No Dia Internacional da Mulher, preciso recordar aquela que primeiro esteve ao meu lado
Nascer com uma deficiência não foi fácil. Crescer sendo o diferente sempre foi doído. A incompreensão das outras crianças também foi um problema.
Quando eu devia ter uns nove anos, cheguei em casa muito triste e magoado, porque um colega de aula havia me chamado de aleijado. Contei para o meu pai e para minha irmã, e todos ficaram sem palavras. Sentamos à mesa esperando minha mãe, que chegou agitada e falante como sempre. Logo, ela percebeu que havia algo errado naquela noite. Estávamos os três de cabeça baixa e eu enxugava as lágrimas, denunciando meu choro. Ela foi logo dizendo animada: “Que é isso, pessoal? Que caras são essas?”. Então, contei o que o garoto na escola havia dito enquanto ela se servia e nos servia à mesa. Quando terminei, ela disse:
“E você está chateado com isso? Por ser chamado de aleijado?

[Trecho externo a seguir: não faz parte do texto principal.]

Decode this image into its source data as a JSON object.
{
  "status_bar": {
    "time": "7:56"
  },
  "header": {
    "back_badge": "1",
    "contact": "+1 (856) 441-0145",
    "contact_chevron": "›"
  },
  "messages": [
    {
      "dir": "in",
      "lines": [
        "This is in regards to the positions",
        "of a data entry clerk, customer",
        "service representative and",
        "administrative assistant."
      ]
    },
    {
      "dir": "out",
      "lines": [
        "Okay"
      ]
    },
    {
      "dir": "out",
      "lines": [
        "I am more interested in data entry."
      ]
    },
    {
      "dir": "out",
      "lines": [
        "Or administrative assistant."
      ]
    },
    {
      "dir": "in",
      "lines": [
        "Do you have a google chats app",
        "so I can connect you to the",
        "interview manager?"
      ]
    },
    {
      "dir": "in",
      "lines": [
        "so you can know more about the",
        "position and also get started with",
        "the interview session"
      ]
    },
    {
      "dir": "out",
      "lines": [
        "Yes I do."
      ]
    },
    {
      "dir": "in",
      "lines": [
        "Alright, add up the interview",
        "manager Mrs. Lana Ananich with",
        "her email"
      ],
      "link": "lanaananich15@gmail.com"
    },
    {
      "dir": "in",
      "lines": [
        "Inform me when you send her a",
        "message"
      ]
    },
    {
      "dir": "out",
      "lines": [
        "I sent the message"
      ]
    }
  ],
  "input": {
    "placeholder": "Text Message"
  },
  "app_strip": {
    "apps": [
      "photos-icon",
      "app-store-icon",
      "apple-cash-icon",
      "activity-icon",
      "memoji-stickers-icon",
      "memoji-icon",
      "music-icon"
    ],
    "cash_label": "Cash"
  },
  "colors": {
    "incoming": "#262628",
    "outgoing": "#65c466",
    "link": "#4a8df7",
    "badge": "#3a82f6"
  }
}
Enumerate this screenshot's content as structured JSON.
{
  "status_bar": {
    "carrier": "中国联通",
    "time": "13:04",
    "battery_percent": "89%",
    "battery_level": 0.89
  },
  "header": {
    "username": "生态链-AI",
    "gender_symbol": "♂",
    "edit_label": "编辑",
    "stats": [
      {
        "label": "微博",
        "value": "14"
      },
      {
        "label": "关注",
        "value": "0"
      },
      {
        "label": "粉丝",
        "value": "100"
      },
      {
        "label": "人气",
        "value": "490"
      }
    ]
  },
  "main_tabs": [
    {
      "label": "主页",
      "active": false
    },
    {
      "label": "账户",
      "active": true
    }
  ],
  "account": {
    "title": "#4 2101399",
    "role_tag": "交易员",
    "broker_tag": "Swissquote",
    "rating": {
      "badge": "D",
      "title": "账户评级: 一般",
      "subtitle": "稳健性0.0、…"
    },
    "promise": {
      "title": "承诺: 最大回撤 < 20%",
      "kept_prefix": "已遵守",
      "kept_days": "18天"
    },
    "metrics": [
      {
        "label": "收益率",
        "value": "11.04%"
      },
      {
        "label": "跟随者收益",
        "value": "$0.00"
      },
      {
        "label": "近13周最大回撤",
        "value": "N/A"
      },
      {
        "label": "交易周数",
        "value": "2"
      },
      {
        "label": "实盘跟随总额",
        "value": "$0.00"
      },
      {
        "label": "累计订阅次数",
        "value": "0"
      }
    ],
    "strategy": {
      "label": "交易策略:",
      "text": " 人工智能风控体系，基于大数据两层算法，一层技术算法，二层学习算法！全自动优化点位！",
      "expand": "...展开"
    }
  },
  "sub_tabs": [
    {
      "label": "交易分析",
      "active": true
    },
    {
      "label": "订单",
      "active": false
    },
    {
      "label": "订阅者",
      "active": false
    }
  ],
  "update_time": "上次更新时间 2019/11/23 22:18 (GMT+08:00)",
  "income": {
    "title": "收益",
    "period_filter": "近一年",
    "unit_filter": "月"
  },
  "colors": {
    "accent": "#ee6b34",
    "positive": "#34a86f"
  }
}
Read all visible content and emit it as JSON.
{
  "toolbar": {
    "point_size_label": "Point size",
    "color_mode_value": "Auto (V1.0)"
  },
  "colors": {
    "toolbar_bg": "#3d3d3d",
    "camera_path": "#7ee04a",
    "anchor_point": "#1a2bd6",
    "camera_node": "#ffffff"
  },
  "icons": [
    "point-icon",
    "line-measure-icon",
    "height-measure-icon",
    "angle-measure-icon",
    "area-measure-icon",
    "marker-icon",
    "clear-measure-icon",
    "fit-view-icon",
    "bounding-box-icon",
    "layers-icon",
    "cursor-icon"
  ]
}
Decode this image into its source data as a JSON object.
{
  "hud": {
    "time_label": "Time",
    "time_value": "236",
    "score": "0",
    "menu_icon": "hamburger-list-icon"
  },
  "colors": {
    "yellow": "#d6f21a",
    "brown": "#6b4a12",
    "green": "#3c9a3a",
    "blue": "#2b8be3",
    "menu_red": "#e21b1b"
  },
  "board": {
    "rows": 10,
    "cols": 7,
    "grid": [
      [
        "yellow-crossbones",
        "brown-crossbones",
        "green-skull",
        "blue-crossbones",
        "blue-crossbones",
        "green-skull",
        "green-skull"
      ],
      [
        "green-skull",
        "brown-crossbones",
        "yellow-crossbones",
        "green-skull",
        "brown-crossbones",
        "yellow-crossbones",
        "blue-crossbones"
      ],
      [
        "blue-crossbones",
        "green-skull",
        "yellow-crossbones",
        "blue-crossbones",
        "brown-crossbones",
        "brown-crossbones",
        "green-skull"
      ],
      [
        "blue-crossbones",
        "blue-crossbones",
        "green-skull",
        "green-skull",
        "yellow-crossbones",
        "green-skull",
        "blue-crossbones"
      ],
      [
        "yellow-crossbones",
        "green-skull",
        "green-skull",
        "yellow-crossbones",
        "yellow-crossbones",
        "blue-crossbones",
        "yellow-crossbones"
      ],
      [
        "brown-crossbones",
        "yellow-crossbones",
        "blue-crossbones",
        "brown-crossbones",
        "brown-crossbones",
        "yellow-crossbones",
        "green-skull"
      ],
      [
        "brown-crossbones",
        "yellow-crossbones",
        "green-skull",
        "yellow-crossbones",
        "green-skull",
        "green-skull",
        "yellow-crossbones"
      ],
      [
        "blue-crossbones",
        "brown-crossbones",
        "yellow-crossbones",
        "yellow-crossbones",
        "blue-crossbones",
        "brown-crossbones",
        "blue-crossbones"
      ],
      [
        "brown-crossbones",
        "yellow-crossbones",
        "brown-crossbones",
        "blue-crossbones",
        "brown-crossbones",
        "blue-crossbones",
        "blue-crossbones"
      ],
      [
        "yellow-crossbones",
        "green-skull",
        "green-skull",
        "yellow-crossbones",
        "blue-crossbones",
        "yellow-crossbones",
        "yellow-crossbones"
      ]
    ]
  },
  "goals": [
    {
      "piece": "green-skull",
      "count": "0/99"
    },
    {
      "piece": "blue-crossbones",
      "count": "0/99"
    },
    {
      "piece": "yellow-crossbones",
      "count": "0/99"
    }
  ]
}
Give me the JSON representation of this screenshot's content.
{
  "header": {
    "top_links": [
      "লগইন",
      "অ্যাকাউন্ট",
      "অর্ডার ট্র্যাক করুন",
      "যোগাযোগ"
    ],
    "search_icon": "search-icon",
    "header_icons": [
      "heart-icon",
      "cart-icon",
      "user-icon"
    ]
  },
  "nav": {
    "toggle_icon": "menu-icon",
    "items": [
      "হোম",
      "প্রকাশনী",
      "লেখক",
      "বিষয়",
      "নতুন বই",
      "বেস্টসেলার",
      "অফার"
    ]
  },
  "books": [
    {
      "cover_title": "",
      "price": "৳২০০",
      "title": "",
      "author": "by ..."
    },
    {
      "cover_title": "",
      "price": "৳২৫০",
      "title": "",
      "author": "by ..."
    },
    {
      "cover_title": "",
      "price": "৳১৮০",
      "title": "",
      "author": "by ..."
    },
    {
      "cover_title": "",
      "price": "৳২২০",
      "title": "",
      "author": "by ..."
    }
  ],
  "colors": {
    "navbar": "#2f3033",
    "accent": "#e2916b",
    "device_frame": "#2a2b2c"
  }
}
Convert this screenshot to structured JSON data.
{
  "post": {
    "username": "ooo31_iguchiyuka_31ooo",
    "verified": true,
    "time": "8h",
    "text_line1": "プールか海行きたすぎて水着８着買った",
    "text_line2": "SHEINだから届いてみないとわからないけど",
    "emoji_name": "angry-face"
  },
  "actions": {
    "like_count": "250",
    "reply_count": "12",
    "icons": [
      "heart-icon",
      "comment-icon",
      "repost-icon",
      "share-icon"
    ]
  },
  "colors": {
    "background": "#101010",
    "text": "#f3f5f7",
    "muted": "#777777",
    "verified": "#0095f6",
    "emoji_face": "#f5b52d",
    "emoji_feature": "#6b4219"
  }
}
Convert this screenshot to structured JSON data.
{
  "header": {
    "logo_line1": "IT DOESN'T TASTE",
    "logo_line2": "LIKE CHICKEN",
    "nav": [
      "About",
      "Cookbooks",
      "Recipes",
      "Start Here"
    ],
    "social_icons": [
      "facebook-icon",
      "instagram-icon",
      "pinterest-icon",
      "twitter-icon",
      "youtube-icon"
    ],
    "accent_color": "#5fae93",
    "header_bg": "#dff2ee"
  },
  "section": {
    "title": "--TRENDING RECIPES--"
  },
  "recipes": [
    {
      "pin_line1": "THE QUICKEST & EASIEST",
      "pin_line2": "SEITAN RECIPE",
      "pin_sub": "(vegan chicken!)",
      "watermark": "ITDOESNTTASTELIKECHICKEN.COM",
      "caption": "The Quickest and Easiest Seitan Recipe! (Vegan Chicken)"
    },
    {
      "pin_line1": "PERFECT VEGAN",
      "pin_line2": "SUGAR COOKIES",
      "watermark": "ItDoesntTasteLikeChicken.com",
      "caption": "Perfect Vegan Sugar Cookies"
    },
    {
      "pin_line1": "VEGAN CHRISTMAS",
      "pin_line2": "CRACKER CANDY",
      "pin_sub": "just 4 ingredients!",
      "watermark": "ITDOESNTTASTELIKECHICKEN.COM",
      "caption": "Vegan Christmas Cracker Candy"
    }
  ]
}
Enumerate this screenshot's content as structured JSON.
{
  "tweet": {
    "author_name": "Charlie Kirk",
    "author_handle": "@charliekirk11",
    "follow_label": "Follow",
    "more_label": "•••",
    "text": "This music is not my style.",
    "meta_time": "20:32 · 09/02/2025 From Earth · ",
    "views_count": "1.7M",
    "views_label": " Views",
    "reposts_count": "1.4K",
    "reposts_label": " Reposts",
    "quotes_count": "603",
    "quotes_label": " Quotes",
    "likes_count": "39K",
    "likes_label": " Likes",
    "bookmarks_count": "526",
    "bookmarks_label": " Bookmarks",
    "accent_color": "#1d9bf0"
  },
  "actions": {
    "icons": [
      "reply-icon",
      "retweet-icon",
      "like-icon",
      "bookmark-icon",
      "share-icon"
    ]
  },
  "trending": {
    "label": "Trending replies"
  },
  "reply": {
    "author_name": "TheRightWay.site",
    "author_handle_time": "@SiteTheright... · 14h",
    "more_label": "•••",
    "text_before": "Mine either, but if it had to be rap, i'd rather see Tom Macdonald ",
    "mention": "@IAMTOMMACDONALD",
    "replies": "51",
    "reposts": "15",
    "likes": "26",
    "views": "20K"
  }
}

Sabe o que significa aleijado?”. Naquele momento, comecei a olhar para ela, porque, apesar de pressentir não ser uma boa coisa, eu realmente não tinha uma noção exata do que significasse ser um “aleijado”.
“Aleijado é alguém que não tem uma parte do corpo. Você, por exemplo, nasceu sem o fêmur, não é? Então, essa é a parte do corpo que lhe falta.” Ela dizia isso sem interromper o jantar e com o tom de voz mais natural do mundo!
“Agora, – ela continuou a falar enquanto nos servia à mesa – nós não usamos essa palavra, porque ela é muito forte, pode magoar e entristecer. É uma palavra pesada. Precisamos tomar cuidado com as nossas palavras, Augusto. Então, de certa forma, esse menino no colégio está certo, porque, realmente, você é um aleijado. Mas o que ele não percebeu é que também ele é um aleijado, pois para referir-se a alguém de forma tão pesada e insensível, é preciso não ter sentimentos. Assim, de certa maneira, esse rapaz está aleijado dos seus sentimentos. Faltou-lhe compaixão. Você vai encontrar muita gente assim no mundo, aleijados de coração, de família, de sentimentos. Você não poderá bater de frente com todos eles. Você terá que explicar e fazê-los entender sobre você, sua deficiência e as limitações que todos nós temos, visíveis ou invisíveis. Mas, se um dia, você for chamado no colégio, porque precisou se defender por ter sido chamado de aleijado, pode ter certeza de que estarei ao seu lado. Vou apoiá-lo sempre!”
Senti-me um herói. Acho que o amor faz isso conosco: transforma nossa vida. Aparentes fracassos se tornam incontestáveis vitórias. Acredito que tanto para minha mãe como para meu pai deve ter sido muito complicado lidar com a minha diferença física. Provavelmente, um misto de frustração, culpa e medo pelo que viria.
Da minha mãe, tenho a imagem sofrida de vê-la pendurando minhas calças no varal de casa e baixando um pouco a cabeça, triste ao ver as pernas de tamanhos diferentes. Acho que, quando se tem alguma dificuldade como a minha, é um pouco assim: não nos lembramos a todo o momento, mas nunca deixamos de esquecer por completo. O maior mérito que vejo na criação que tive foi nunca me deixar abater. Minha mãe sempre terminava as nossas conversas dizendo “Deus faz bem todas as coisas!”.